* The settlement of Jewish immigrants in unpopulated areas has been a cornerstone of Zionism since its founding at the end of last century.

Jewish settlers, who have emerged as the main obstacle to implementing the Israeli-Palestinian peace accord, began moving to Israeli-occupied Arab territories after the 1967 Arab-Israeli conflict.

1947-48: United Nations decides to divide Palestine into separate Jewish and Arab states. Israel created by Jewish government. War erupts. Israel wins back half of land earmarked for Arabs.

1967: In war with Arabs, Israel captures the West Bank, Gaza, the Golan Heights, the Sinai Peninsula, and East Jerusalem.

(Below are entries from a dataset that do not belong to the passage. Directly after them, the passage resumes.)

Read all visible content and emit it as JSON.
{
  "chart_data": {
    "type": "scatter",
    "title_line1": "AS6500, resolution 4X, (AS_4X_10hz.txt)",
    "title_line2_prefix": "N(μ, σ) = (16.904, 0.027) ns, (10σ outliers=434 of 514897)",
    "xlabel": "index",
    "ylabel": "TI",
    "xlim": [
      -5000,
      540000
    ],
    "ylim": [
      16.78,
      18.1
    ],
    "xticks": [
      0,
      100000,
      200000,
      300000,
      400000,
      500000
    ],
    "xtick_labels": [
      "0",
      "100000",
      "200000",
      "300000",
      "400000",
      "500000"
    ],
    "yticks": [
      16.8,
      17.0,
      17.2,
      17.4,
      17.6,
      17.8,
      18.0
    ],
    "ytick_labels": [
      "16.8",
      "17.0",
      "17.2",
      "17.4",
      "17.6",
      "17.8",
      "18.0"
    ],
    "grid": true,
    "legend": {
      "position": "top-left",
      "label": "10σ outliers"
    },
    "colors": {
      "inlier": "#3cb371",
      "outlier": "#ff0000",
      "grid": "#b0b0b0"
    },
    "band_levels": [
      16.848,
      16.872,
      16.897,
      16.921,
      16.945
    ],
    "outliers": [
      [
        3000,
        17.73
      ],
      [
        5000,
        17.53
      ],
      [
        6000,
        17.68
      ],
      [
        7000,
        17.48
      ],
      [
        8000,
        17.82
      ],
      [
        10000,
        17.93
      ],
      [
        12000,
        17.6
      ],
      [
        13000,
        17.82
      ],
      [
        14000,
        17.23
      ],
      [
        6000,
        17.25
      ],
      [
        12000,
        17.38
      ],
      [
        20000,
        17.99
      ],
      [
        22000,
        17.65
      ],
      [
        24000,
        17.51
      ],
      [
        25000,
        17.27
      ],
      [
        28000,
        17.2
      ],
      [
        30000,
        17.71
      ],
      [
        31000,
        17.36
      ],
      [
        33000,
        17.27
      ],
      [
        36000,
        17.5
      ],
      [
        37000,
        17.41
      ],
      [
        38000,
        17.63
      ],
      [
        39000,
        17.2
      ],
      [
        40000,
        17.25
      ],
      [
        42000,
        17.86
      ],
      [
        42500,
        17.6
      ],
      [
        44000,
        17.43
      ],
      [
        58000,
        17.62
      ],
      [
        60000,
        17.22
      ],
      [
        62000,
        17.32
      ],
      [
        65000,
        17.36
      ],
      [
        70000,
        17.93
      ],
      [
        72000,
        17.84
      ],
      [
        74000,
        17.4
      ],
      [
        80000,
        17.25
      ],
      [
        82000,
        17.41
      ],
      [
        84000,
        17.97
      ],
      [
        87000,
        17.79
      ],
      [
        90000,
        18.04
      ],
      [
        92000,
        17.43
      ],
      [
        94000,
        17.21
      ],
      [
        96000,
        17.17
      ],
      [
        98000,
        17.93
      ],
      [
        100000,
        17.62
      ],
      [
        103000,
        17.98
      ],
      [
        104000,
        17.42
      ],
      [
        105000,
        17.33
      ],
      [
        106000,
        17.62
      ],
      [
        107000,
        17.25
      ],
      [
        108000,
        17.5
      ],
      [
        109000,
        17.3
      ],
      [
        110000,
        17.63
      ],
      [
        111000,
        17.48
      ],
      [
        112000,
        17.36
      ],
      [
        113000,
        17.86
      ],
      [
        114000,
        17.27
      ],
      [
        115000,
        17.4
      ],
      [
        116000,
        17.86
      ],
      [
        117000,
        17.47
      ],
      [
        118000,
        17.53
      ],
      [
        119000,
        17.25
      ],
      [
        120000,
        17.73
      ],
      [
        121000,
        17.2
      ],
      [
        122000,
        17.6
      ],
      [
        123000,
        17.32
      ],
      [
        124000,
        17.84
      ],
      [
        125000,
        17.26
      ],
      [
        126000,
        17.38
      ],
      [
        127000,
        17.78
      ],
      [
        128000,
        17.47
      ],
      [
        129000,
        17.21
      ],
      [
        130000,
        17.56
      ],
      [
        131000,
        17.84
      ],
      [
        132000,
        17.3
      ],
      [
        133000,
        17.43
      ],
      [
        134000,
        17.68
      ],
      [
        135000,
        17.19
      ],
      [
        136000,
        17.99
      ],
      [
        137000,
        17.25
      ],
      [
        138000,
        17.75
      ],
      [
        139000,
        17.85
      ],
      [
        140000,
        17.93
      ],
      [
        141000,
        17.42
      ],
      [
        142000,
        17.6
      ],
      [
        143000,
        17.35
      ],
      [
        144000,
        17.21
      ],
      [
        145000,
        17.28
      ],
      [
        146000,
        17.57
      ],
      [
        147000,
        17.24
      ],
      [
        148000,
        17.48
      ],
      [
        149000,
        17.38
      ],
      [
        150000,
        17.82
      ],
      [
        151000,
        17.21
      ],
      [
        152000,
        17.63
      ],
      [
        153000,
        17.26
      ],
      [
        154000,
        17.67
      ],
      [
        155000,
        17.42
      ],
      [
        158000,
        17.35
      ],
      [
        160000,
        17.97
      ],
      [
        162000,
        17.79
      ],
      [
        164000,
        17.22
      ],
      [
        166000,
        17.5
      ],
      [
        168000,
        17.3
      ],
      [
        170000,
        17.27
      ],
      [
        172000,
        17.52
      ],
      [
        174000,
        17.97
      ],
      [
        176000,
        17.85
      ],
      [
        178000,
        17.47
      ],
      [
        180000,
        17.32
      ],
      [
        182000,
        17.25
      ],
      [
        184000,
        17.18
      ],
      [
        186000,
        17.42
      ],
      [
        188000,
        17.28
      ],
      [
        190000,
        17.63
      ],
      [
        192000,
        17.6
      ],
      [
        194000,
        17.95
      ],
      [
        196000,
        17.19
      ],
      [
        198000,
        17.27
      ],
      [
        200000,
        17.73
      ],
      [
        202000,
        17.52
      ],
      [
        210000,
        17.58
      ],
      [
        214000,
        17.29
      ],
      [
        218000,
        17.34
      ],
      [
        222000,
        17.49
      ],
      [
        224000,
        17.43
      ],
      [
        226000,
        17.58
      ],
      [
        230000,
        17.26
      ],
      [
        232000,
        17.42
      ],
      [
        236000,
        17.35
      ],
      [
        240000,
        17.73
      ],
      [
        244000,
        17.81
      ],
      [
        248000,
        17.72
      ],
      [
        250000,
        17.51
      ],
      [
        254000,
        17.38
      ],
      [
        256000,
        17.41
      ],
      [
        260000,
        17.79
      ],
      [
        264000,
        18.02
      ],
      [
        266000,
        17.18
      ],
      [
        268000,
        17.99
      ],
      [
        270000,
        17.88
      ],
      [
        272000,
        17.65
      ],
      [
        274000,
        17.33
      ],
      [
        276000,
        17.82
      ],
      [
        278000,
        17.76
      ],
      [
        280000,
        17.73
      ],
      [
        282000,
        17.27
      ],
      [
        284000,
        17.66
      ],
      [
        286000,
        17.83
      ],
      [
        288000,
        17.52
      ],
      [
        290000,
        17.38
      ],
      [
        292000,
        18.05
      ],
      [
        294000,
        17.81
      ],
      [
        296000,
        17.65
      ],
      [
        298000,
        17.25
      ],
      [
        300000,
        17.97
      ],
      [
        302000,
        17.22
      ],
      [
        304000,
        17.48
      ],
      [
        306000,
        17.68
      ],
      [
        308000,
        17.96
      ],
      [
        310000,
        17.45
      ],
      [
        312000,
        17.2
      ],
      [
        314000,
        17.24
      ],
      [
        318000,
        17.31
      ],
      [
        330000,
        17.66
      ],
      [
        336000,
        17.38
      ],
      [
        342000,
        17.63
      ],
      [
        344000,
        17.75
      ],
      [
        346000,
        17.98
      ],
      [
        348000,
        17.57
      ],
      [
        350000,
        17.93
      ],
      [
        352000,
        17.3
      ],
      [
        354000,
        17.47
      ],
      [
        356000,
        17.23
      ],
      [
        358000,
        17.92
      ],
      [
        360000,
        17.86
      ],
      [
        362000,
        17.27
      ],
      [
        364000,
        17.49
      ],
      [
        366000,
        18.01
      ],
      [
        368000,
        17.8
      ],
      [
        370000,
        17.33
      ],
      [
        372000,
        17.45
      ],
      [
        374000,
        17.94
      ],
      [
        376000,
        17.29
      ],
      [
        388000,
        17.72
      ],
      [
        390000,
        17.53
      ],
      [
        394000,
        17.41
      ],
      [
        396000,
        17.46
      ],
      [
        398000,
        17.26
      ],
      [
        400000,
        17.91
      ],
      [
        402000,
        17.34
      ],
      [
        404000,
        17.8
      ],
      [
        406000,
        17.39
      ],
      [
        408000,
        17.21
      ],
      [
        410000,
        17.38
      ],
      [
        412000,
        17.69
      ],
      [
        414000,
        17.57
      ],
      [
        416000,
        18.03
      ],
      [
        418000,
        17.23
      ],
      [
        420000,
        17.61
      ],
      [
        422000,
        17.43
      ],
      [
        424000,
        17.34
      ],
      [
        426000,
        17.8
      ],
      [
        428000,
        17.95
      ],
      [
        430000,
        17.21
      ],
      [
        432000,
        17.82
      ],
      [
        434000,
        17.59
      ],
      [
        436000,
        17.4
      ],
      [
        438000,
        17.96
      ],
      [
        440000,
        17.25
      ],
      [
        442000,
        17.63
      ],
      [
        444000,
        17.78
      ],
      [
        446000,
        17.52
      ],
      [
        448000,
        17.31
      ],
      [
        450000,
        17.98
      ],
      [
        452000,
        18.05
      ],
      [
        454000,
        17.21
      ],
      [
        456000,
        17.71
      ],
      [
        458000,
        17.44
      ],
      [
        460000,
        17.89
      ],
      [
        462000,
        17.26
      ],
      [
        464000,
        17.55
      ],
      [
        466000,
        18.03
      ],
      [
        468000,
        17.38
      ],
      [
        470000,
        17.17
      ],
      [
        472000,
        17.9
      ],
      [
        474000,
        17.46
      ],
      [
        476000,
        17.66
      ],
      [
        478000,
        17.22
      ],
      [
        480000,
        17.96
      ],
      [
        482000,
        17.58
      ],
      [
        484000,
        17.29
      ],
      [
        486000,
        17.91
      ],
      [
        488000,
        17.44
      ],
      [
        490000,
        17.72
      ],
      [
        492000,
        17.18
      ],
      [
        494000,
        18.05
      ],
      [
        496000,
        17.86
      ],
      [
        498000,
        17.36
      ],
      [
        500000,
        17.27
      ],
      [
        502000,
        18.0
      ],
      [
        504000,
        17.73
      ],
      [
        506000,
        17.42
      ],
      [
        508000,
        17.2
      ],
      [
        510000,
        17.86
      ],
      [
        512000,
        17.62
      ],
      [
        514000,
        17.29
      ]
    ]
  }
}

1968: First Jewish settlers cross into the occupied West Bank.

1972: First settlement established at Kiryat Arba.

1974: Settlements outside Jerusalem established.

1977: Right-wing Likud Party wins election and makes settlement of occupied territories a central part of their platform.

1978: Camp David accord between Israel and Egypt paves the way for the return of the Sinai Peninsula to Egypt and the evacuation of some 5,000 settlers. But settlement of the West Bank, Gaza, and Golan Heights accelerates.

1980: Israel annexes East Jerusalem. Settlement of East Jerusalem gains momentum.

1992: Yitzhak Rabin becomes Israel's prime minister and pledges to prevent new ``political'' settlements. Israel-PLO peace talks begin.

1993: Settlements assured of continued existence under five-year peace accord leading to Palestinian self-rule. Final status of settlements to be resolved in talks beginning May 1996.

May 1994: Israel withdraws from Gaza and the West Bank enclave of Jericho.

December 1994: Palestinians protest expansion of Efrat settlement near Jerusalem. Israel brokers deal for developing an alternative site.

January 1995: Israel approves expansion of two large settlements close to Jerusalem.